Again, having transparent conversations is important here. This is the only way to find monitoring methods both partners feel comfortable with. Just remember, using deception to address deception is never a good idea for rebuilding trust in a relationship.
Shared Activities
The final way to rebuild trust in a relationship is to engage in shared activities. This helps couples attune to each other and foster healthy attachment. Plus, having fun together can be rewarding.
For example, taking a dance class together requires partners to be attuned to the other's body language and emotions. Consistent attunement over time leads to healthy attachment. Dancing also gets your endorphins going and is fun for both partners.
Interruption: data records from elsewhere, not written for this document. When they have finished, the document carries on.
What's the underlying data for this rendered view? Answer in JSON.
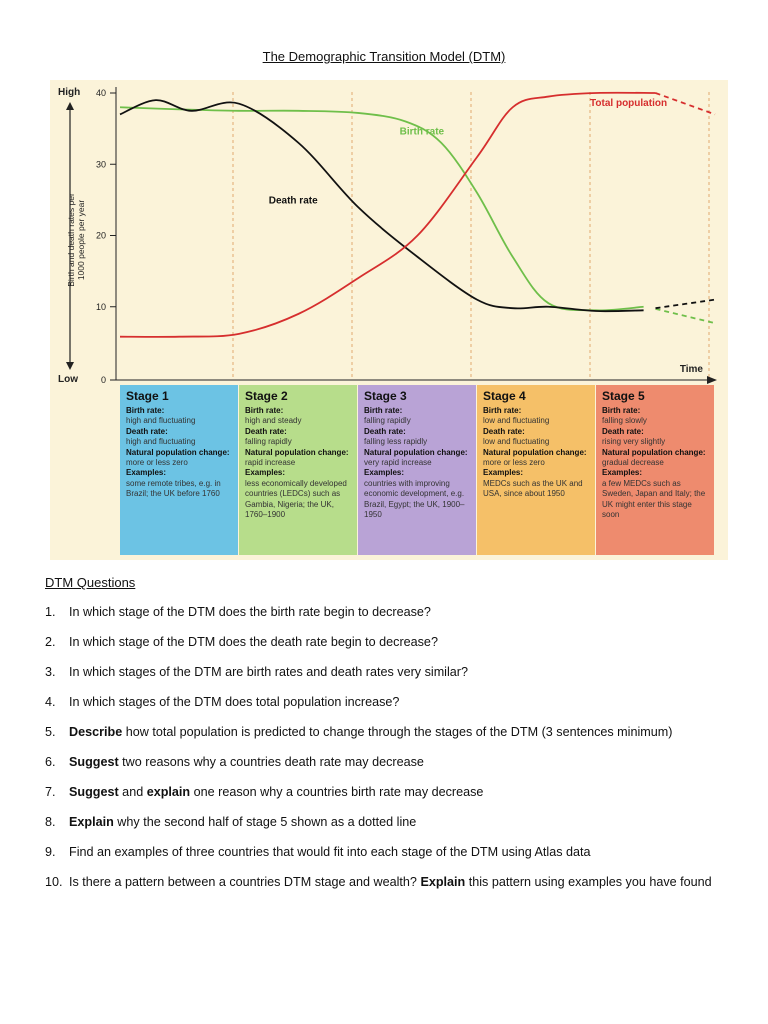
{
  "document": {
    "title": "The Demographic Transition Model (DTM)"
  },
  "chart_data": {
    "type": "line",
    "ylabel": "Birth and death rates per 1000 people per year",
    "y_high_label": "High",
    "y_low_label": "Low",
    "xlabel": "Time",
    "y_ticks": [
      "40",
      "30",
      "20",
      "10",
      "0"
    ],
    "ylim": [
      0,
      40
    ],
    "grid": false,
    "series": [
      {
        "name": "Birth rate",
        "color": "#6fbf4a",
        "x": [
          0.0,
          0.5,
          1.0,
          1.5,
          2.0,
          2.4,
          2.7,
          3.0,
          3.3,
          3.6,
          4.0,
          4.4,
          4.8,
          5.0
        ],
        "values": [
          38,
          37.7,
          37.5,
          37.5,
          37.2,
          36,
          33,
          26,
          17,
          10.5,
          9.5,
          10,
          9.5,
          9
        ],
        "dashed_from_x": 4.5,
        "dashed_values_x": [
          4.5,
          5.0
        ],
        "dashed_values": [
          9.7,
          7.7
        ]
      },
      {
        "name": "Death rate",
        "color": "#111111",
        "x": [
          0.0,
          0.3,
          0.6,
          1.0,
          1.5,
          2.0,
          2.5,
          3.0,
          3.3,
          3.6,
          4.0,
          4.4,
          4.8,
          5.0
        ],
        "values": [
          37,
          39,
          37.5,
          38.5,
          33,
          24,
          17,
          11,
          9.8,
          10,
          9.4,
          9.5,
          10,
          10.2
        ],
        "dashed_from_x": 4.5,
        "dashed_values_x": [
          4.5,
          5.0
        ],
        "dashed_values": [
          9.8,
          11
        ]
      },
      {
        "name": "Total population",
        "color": "#d62e2e",
        "x": [
          0.0,
          0.5,
          1.0,
          1.5,
          2.0,
          2.5,
          3.0,
          3.3,
          3.6,
          4.0,
          4.5,
          5.0
        ],
        "values": [
          5.8,
          5.8,
          6.2,
          9,
          14,
          20,
          31,
          38,
          39.5,
          40,
          40,
          37
        ],
        "dashed_from_x": 4.5,
        "dashed_values_x": [
          4.5,
          5.0
        ],
        "dashed_values": [
          40,
          37
        ]
      }
    ]
  },
  "stages": [
    {
      "name": "Stage 1",
      "color": "#6cc3e4",
      "birth_label": "Birth rate:",
      "birth": "high and fluctuating",
      "death_label": "Death rate:",
      "death": "high and fluctuating",
      "npc_label": "Natural population change:",
      "npc": "more or less zero",
      "examples_label": "Examples:",
      "examples": "some remote tribes, e.g. in Brazil; the UK before 1760"
    },
    {
      "name": "Stage 2",
      "color": "#b7dd8b",
      "birth_label": "Birth rate:",
      "birth": "high and steady",
      "death_label": "Death rate:",
      "death": "falling rapidly",
      "npc_label": "Natural population change:",
      "npc": "rapid increase",
      "examples_label": "Examples:",
      "examples": "less economically developed countries (LEDCs) such as Gambia, Nigeria; the UK, 1760–1900"
    },
    {
      "name": "Stage 3",
      "color": "#b9a3d6",
      "birth_label": "Birth rate:",
      "birth": "falling rapidly",
      "death_label": "Death rate:",
      "death": "falling less rapidly",
      "npc_label": "Natural population change:",
      "npc": "very rapid increase",
      "examples_label": "Examples:",
      "examples": "countries with improving economic development, e.g. Brazil, Egypt; the UK, 1900–1950"
    },
    {
      "name": "Stage 4",
      "color": "#f5c068",
      "birth_label": "Birth rate:",
      "birth": "low and fluctuating",
      "death_label": "Death rate:",
      "death": "low and fluctuating",
      "npc_label": "Natural population change:",
      "npc": "more or less zero",
      "examples_label": "Examples:",
      "examples": "MEDCs such as the UK and USA, since about 1950"
    },
    {
      "name": "Stage 5",
      "color": "#ee8b6e",
      "birth_label": "Birth rate:",
      "birth": "falling slowly",
      "death_label": "Death rate:",
      "death": "rising very slightly",
      "npc_label": "Natural population change:",
      "npc": "gradual decrease",
      "examples_label": "Examples:",
      "examples": "a few MEDCs such as Sweden, Japan and Italy; the UK might enter this stage soon"
    }
  ],
  "questions_title": "DTM Questions",
  "questions": [
    {
      "num": "1.",
      "bold": "",
      "text": "In which stage of the DTM does the birth rate begin to decrease?"
    },
    {
      "num": "2.",
      "bold": "",
      "text": "In which stage of the DTM does the death rate begin to decrease?"
    },
    {
      "num": "3.",
      "bold": "",
      "text": "In which stages of the DTM are birth rates and death rates very similar?"
    },
    {
      "num": "4.",
      "bold": "",
      "text": "In which stages of the DTM does total population increase?"
    },
    {
      "num": "5.",
      "bold": "Describe",
      "text": " how total population is predicted to change through the stages of the DTM (3 sentences minimum)"
    },
    {
      "num": "6.",
      "bold": "Suggest",
      "text": " two reasons why a countries death rate may decrease"
    },
    {
      "num": "7.",
      "bold": "Suggest",
      "text": " and ",
      "bold2": "explain",
      "text2": " one reason why a countries birth rate may decrease"
    },
    {
      "num": "8.",
      "bold": "Explain",
      "text": " why the second half of stage 5 shown as a dotted line"
    },
    {
      "num": "9.",
      "bold": "",
      "text": "Find an examples of three countries that would fit into each stage of the DTM using Atlas data"
    },
    {
      "num": "10.",
      "bold": "",
      "text": "Is there a pattern between a countries DTM stage and wealth? ",
      "bold2": "Explain",
      "text2": " this pattern using examples you have found"
    }
  ]
}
There are endless shared activities you might try. It can be active, like joining a run club, or more intellectual, like reading a book together. If you’re having trouble thinking of ideas, check out this list of 52 date ideas.
Conclusion
A relationship betrayal coming to light can feel upending for both partners. The road to rebuilding trust in a relationship can seem long and mysterious. Thankfully, researchers have identified key factors to rebuilding trust: apologies, reasons for betrayal, proactive transparency, monitoring, and shared activities.
If you need help implementing these factors in your relationship, don’t hesitate to get support. Couples therapy can provide a safe space for both partners to talk about the breach of trust. As long as both partners are willing to put in the work, there is always hope for the relationship.